For the last three or four years, there’s been a belief that we’re on the precipice of “The Year of the Cloud”. It’s not something that’s easily defined: is this when the majority of workloads are running in the cloud? We’re clearly nowhere near there. Is it that the majority of new workloads are running in the cloud? We’re not near there either. Is it that cloud is now something considered by every CIO? No, not there yet either, but make it most CIOs and we’re getting somewhere.
Looking back on 2012, it’s not true to say that we finally reached The Year of the Cloud but we certainly saw a sea-change in the attitude of many companies.
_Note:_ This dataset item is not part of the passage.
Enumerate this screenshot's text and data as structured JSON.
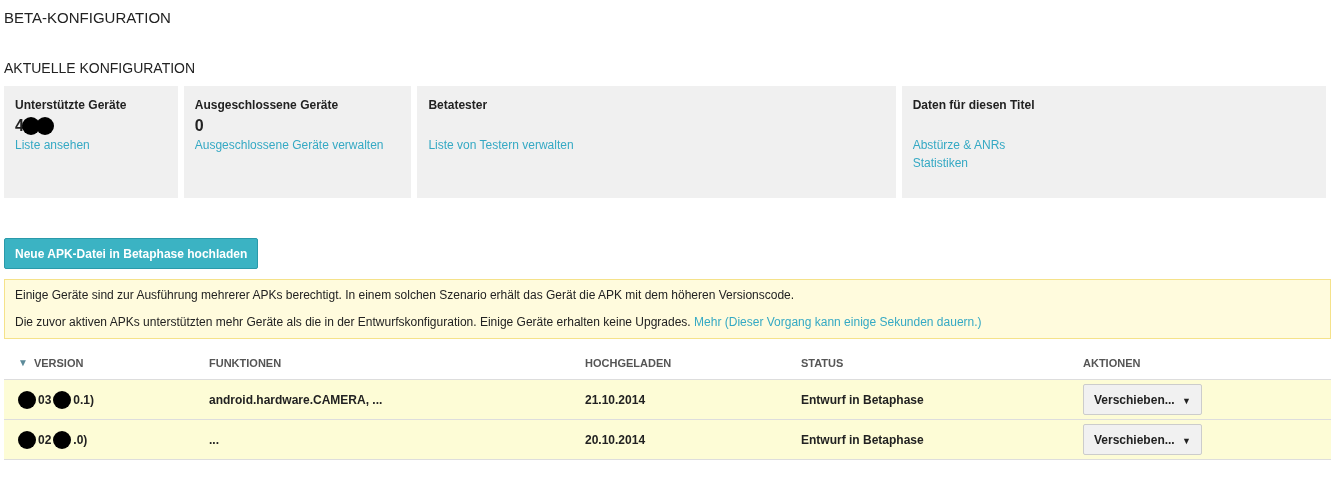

There are still lots of organisations out there with major concerns about public cloud, with nagging security worries, but there are also organisations who are willing to look at cloud as an option and that there are many companies who have started looking at cloud.
Looking back on 2012, it’s not true to say that we finally reached The Year of the Cloud
It’s a phenomenon that’s been noticed. In his end of the year summary, Forrester cloud guru James Staten says that “As the end of 2012 approaches there is one clear takeaway about the cloud computing market — enterprise use has arrived.”
Of course, this was heralded a few years back. In a famous prediction, Gartner said that by the end of 2012, 20 percent of businesses will own no IT assets and rely entirely on IT from the cloud. We’ve not reached that stage yet but according to Gartner, the public cloud services market will have grown 19.6 percent by the end of 2012 to be worth $109 billion worldwide,
One problem that has bedeviled 2012 - as it did in 2011 is that of cloudwashing. There are too many companies who define what they're doing as cloud even though it's not – it works in reverse too. According to one cloud provider, selling to southern Europe requires a completely different philosophy as there’s resistance to the term in that neck of the woods.
While we’re still waiting for cloud to be the dominant delivery mechanism in most modern businesses – officially at least, there’s plenty of evidence that cloud computing is making its presence felt in other parts of the business. In fact, if 2012 proved to the year of anything it’s the year of the shadow cloud – the use of cloud computing outside the purlieu of the IT department.
No-one really has any grasp of how much cloud is being used by large organisations that has been provisioned outside the IT department, by its very definition, shadow IT is shadowy, but there’s plenty of anecdotal evidence that most large organisations now have some sort of IT instances that the CIO does not yet know about.